Python 3 encoding question: Read a filename from stdin, subsequently open that filename

Thu Dec 2 18:12:27 EST 2010

On Thu, 02 Dec 2010 12:17:53 +0100, Peter Otten wrote:

>> This was actually a critical flaw in Python 3.0, as it meant that
>> filenames which weren't valid in the locale's encoding simply couldn't be
>> passed via argv or environ. 3.1 fixed this using the "surrogateescape"
>> encoding, so now it's only an annoyance (i.e. you can recover the original
>> bytes once you've spent enough time digging through the documentation).
> 
> Is it just that you need to harden your scripts against these byte sequences 
> or do you actually encounter them? If the latter, can you give some 
> examples?

Assume that you have a Python3 script which takes filenames on the
command-line. If any of the filenames contain byte sequences which
aren't valid in the locale's encoding, the bytes will be decoded to
characters in the range U+DC00 to U+DCFF.

To recover the original bytes, you need to use 'surrogateescape' as the
error handling method when decoding, e.g.:

	enc = sys.getfilesystemencoding()
	argv_bytes = [arg.encode(enc, 'surrogateescape') for arg in sys.argv]

Otherwise, it will complain about not being able to encode the surrogate
characters.

Similarly for os.environ.

For anything else, you can just use sys.setfilesystemencoding('iso-8859-1')
at the beginning of the script.
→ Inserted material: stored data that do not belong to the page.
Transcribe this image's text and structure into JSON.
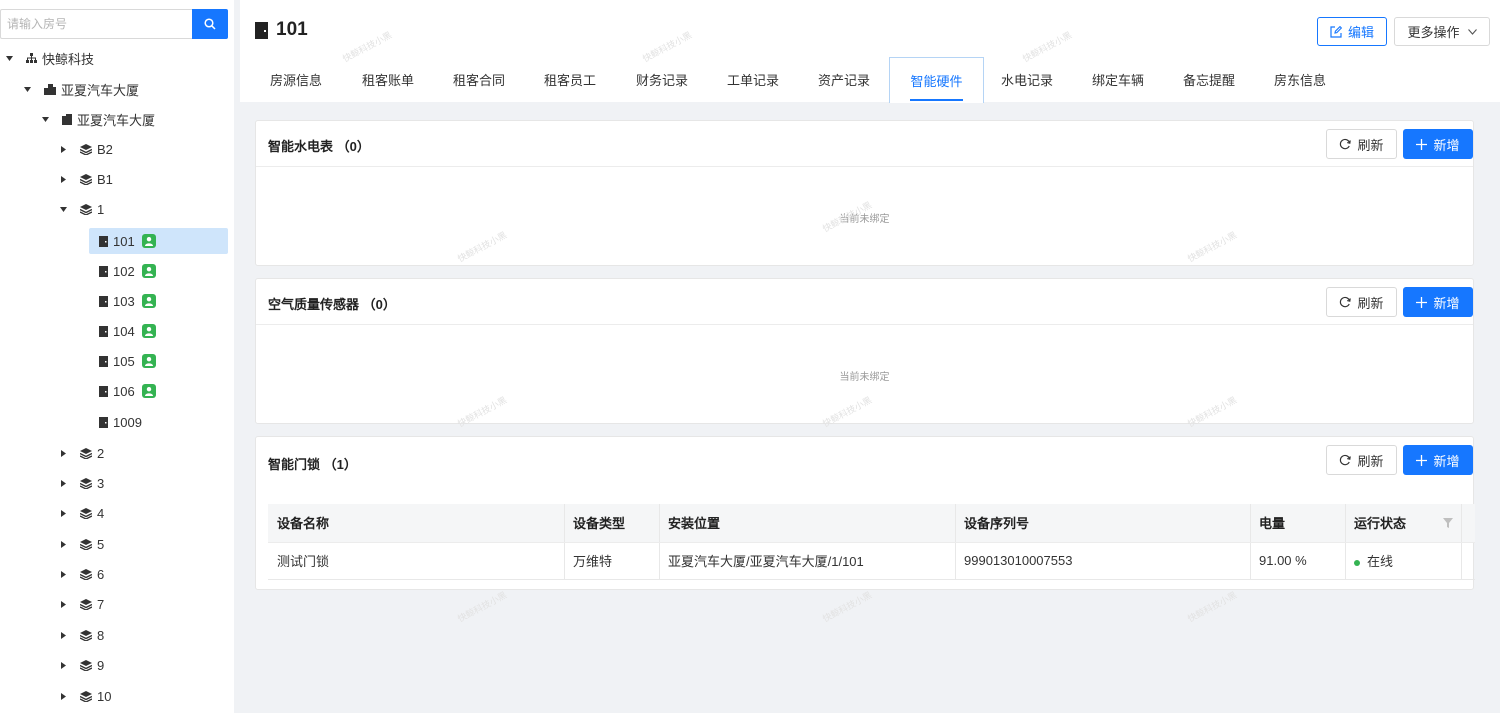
{
  "search": {
    "placeholder": "请输入房号"
  },
  "tree": {
    "org": "快鲸科技",
    "park": "亚夏汽车大厦",
    "building": "亚夏汽车大厦",
    "floors_top": [
      "B2",
      "B1",
      "1"
    ],
    "rooms": [
      "101",
      "102",
      "103",
      "104",
      "105",
      "106",
      "1009"
    ],
    "floors_bottom": [
      "2",
      "3",
      "4",
      "5",
      "6",
      "7",
      "8",
      "9",
      "10"
    ]
  },
  "header": {
    "title": "101",
    "edit_label": "编辑",
    "more_label": "更多操作"
  },
  "tabs": [
    "房源信息",
    "租客账单",
    "租客合同",
    "租客员工",
    "财务记录",
    "工单记录",
    "资产记录",
    "智能硬件",
    "水电记录",
    "绑定车辆",
    "备忘提醒",
    "房东信息"
  ],
  "active_tab": "智能硬件",
  "buttons": {
    "refresh": "刷新",
    "add": "新增"
  },
  "panels": {
    "meters": {
      "title": "智能水电表 （0）",
      "empty": "当前未绑定"
    },
    "air": {
      "title": "空气质量传感器 （0）",
      "empty": "当前未绑定"
    },
    "locks": {
      "title": "智能门锁 （1）",
      "columns": [
        "设备名称",
        "设备类型",
        "安装位置",
        "设备序列号",
        "电量",
        "运行状态"
      ],
      "rows": [
        {
          "name": "测试门锁",
          "type": "万维特",
          "location": "亚夏汽车大厦/亚夏汽车大厦/1/101",
          "serial": "999013010007553",
          "battery": "91.00 %",
          "status": "在线"
        }
      ]
    }
  },
  "watermark": "快鲸科技小黑",
  "colors": {
    "primary": "#1677ff",
    "online": "#34b352",
    "selected": "#cfe5fb"
  }
}
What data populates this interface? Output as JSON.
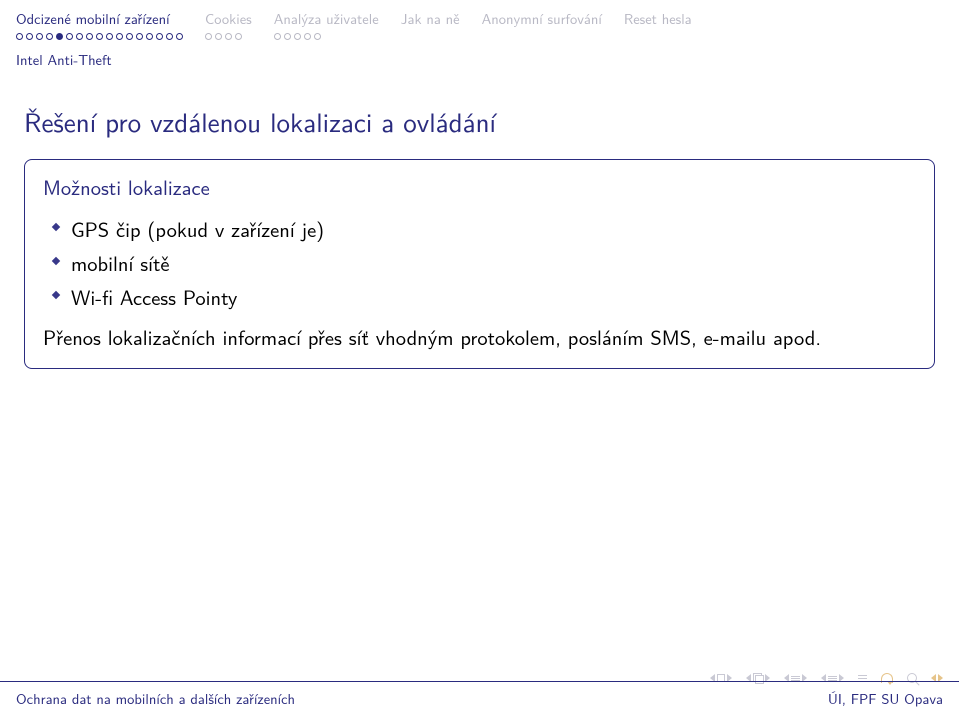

Decoding as ISO-8859-1 will never fail,
and encoding as ISO-8859-1 will give you the original bytes.

But argv and environ are decoded before your script can change the
encoding, so you need to know the "trick" to undo them if you want to
write a robust Python 3 script which works with byte strings in an
encoding-agnostic manner (i.e. a traditional Unix script).